The Door I Didn’t Want to Open

Katie Orman from Katie HR Consulting who focuses on Employee Experience including Wellbeing, Engagement and DEI reflects on the door she didnt want to open in todays #AdventBlog on the theme of “its time to change”.

You can connect with Katie via LinkedIn: https://www.linkedin.com/in/katieorman/ , Instagram: https://www.instagram.com/katiehrconsulting/ and Facebook: https://www.facebook.com/profile.php?id=61558615580821

As always, take some time out to read, reflect and share your thoughts on LinkedIn. You can read all the blogs by searching for #AdventBlogs on LinkedIn, or click on Blogs on this website. Over to Katie.


Advent taught me that doors can be tiny and still hold a lot. As a child I’d prise open Advent calendar doors with a fingernail, careful not to rip the cardboard hinge. Some mornings the flap stuck; some mornings the picture inside felt disappointing. Still, one small door each day, patience dressed as tradition, moving time along.

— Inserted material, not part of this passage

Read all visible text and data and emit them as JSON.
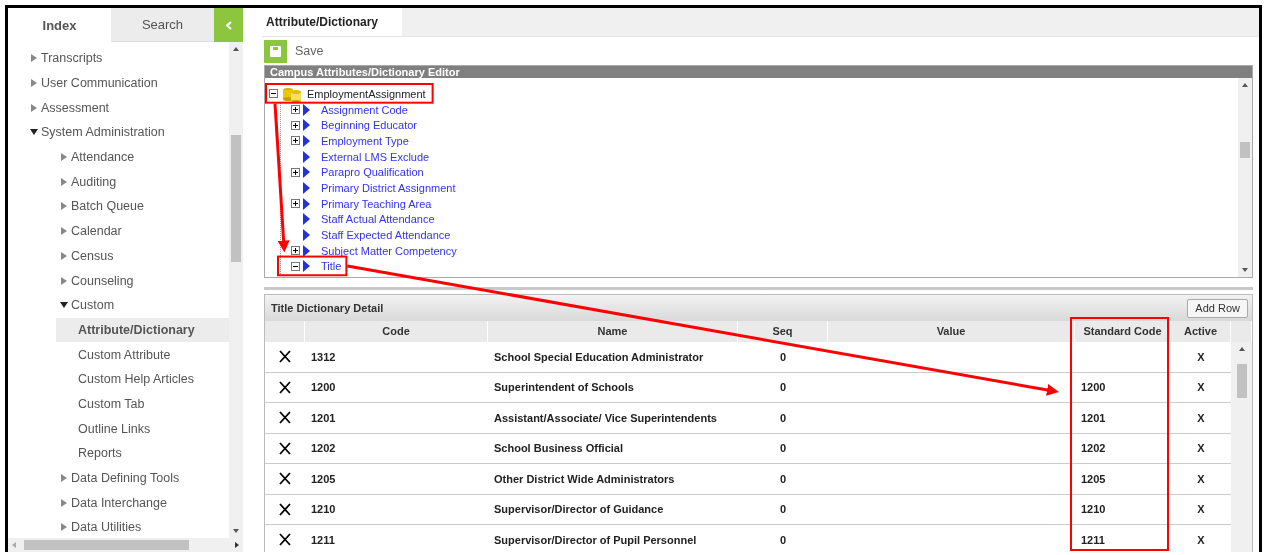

This year, on a grey Tuesday, I opened a door I didn’t want: the physio’s room with its paper-covered bed, a bowl of resistance bands, and the sentence that tilted the air “You’ve torn your quad”.

Close up of runners legs

Running

It’s not a catastrophe on the scale of the world. Inside my world, it’s its own weather system. I had a plan: long runs stacking up, pace turning friendly, a spring marathon like a light in the calendar. Running is where I often meet myself without performance. When the physio said, kindly “This will heal, but it needs patience”, I felt another door open, the old room where I measure worth by what I can push through.

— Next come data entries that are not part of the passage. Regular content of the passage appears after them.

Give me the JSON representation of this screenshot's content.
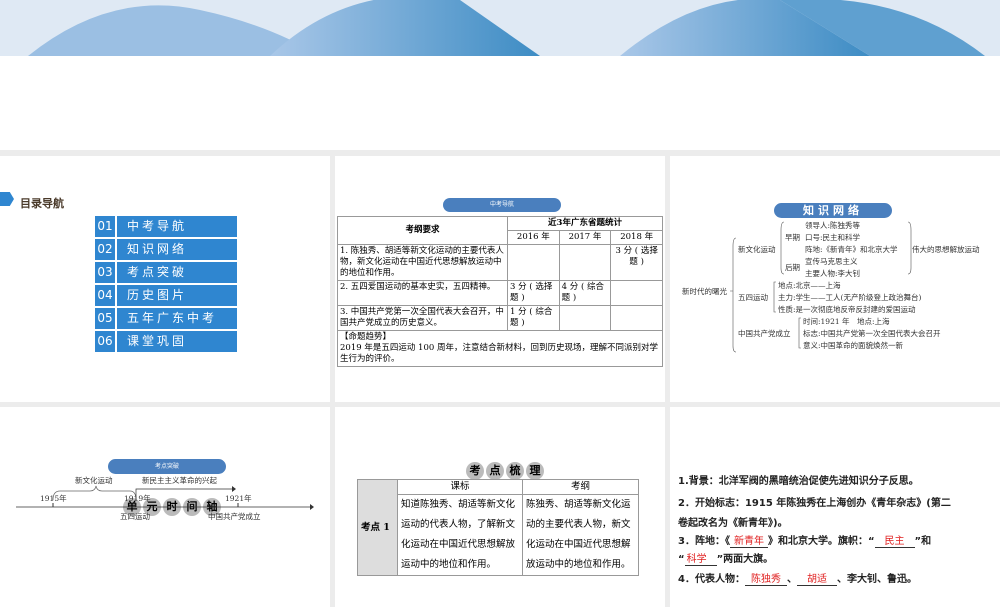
{
  "toc": {
    "title": "目录导航",
    "items": [
      {
        "num": "01",
        "label": "中考导航"
      },
      {
        "num": "02",
        "label": "知识网络"
      },
      {
        "num": "03",
        "label": "考点突破"
      },
      {
        "num": "04",
        "label": "历史图片"
      },
      {
        "num": "05",
        "label": "五年广东中考"
      },
      {
        "num": "06",
        "label": "课堂巩固"
      }
    ]
  },
  "nav": {
    "pill": "中考导航",
    "h_req": "考纲要求",
    "h_stat": "近3年广东省题统计",
    "years": [
      "2016 年",
      "2017 年",
      "2018 年"
    ],
    "rows": [
      {
        "req": "1. 陈独秀、胡适等新文化运动的主要代表人物，新文化运动在中国近代思想解放运动中的地位和作用。",
        "c": [
          "",
          "",
          "3 分 ( 选择题 )"
        ]
      },
      {
        "req": "2. 五四爱国运动的基本史实，五四精神。",
        "c": [
          "3 分 ( 选择题 )",
          "4 分 ( 综合题 )",
          ""
        ]
      },
      {
        "req": "3. 中国共产党第一次全国代表大会召开，中国共产党成立的历史意义。",
        "c": [
          "1 分 ( 综合题 )",
          "",
          ""
        ]
      }
    ],
    "trend_title": "【命题趋势】",
    "trend": "2019 年是五四运动 100 周年，注意结合新材料，回到历史现场，理解不同派别对学生行为的评价。"
  },
  "network": {
    "pill": "知识网络",
    "root": "新时代的曙光",
    "b1": "新文化运动",
    "early": "早期",
    "late": "后期",
    "e": [
      "领导人:陈独秀等",
      "口号:民主和科学",
      "阵地:《新青年》和北京大学"
    ],
    "l": [
      "宣传马克思主义",
      "主要人物:李大钊"
    ],
    "result": "伟大的思想解放运动",
    "b2": "五四运动",
    "m": [
      "地点:北京——上海",
      "主力:学生——工人(无产阶级登上政治舞台)",
      "性质:是一次彻底地反帝反封建的爱国运动"
    ],
    "b3": "中国共产党成立",
    "c": [
      "时间:1921 年　地点:上海",
      "标志:中国共产党第一次全国代表大会召开",
      "意义:中国革命的面貌焕然一新"
    ]
  },
  "timeline": {
    "pill": "考点突破",
    "title": [
      "单",
      "元",
      "时",
      "间",
      "轴"
    ],
    "span1": "新文化运动",
    "span2": "新民主主义革命的兴起",
    "years": [
      "1915年",
      "1919年",
      "1921年"
    ],
    "events": [
      "五四运动",
      "中国共产党成立"
    ]
  },
  "review": {
    "title": [
      "考",
      "点",
      "梳",
      "理"
    ],
    "h1": "课标",
    "h2": "考纲",
    "row": "考点 1",
    "c1": "知道陈独秀、胡适等新文化运动的代表人物，了解新文化运动在中国近代思想解放运动中的地位和作用。",
    "c2": "陈独秀、胡适等新文化运动的主要代表人物，新文化运动在中国近代思想解放运动中的地位和作用。"
  },
  "notes": {
    "l1": "1.背景：北洋军阀的黑暗统治促使先进知识分子反思。",
    "l2a": "2．开始标志：1915 年陈独秀在上海创办《青年杂志》(第二",
    "l2b": "卷起改名为《新青年》)。",
    "l3a": "3．阵地：《",
    "a1": "新青年",
    "l3b": "》和北京大学。旗帜：“",
    "a2": "民主",
    "l3c": "”和",
    "l4a": "“",
    "a3": "科学",
    "l4b": "”两面大旗。",
    "l5a": "4．代表人物：",
    "a4": "陈独秀",
    "sep": "、",
    "a5": "胡适",
    "l5b": "、李大钊、鲁迅。"
  }
}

Here are the doors I’m opening now, one a day if I can manage it:

Door 1: Naming
I am gutted. Not a bit disappointed, not stoic. Gutted. Grief isn’t only for big endings; sometimes it’s for the version of a week you’d already fallen in love with.

Door 2: Permission
The plan has changed. The goal can stay; the route is different. I would never advise someone to sprint on an injury. I am offering myself the same decency.

Door 3: Help
I ask for it. I message friends who understand miles and moods. I tell people I won’t be superhuman this month. Oddly, nothing collapses. Honesty is sturdier than pretending.

Door 4: Patience
I don’t open all the doors at once. Rest days that used to feel like lost progress become part of the pattern. The exercises look like nothing and somehow help.

Door 5: Anger
It visits. I try not to evict it for being noisy. Anger wants to turn into blame - of me, my training plan, that day I pushed too hard on a run. I sit with it and move through it.

Door 6: Kindness
Not pastel; structural. I replan my week: earlier nights, food that isn’t an afterthought, and no swapping missed miles for extra emails. I treat my leg like I plan to keep it.

Door 7: Enough
Today’s enough is smaller than last weeks. I practise not calling that failure. If I can’t run, I walk. If I can’t walk, I stretch. If I can’t stretch, I rest.

Door 8: Joy
It’s still here, differently shaped. My dog insists outside still exists; we take short, careful loops. The sky keeps doing what the sky does. A message makes me laugh in an uninjured place.

Door 9: Perspective
Healing isn’t a straight line. A leg can feel miraculous in the morning and sulky by evening. I’m learning to celebrate micro-gains without turning them into mandates.

Door 10: Trust
My body is not an adversary; it’s a partner who finally used a loud enough voice. Rest isn’t something I earn with suffering; it’s a responsibility if I want to keep running for years to come.

I’ve been here before, just in other rooms. Redundancy opened a door I didn’t want, and on the other side was a life I now choose daily. Boundary-setting opened a door I didn’t want, and on the other side was a schedule I recognise myself in. This injury is not a metaphor I’d have picked. It’s a fact, but facts can be teachers.

‘It’s time to change’ sounds, from the outside, like a rallying cry. From the inside it feels more like a hand on a doorknob. Some days I’ll open the Advent calendar flap with a clean edge; some days I’ll tear the cardboard and smooth it down muttering patience. Either way, there’s something on the other side, maybe not chocolate, maybe not even a picture I like, but a small step forward in a month that asks for waiting.

I don’t know when I’ll be back to the miles I miss. I do know I want to arrive with a relationship to myself that isn’t built on bargaining. This Advent, I’m practising opening only the door in front of me. If I do this properly, the biggest door won’t be an ending. It will be a beginning I’m ready for, because I didn’t rush to get there.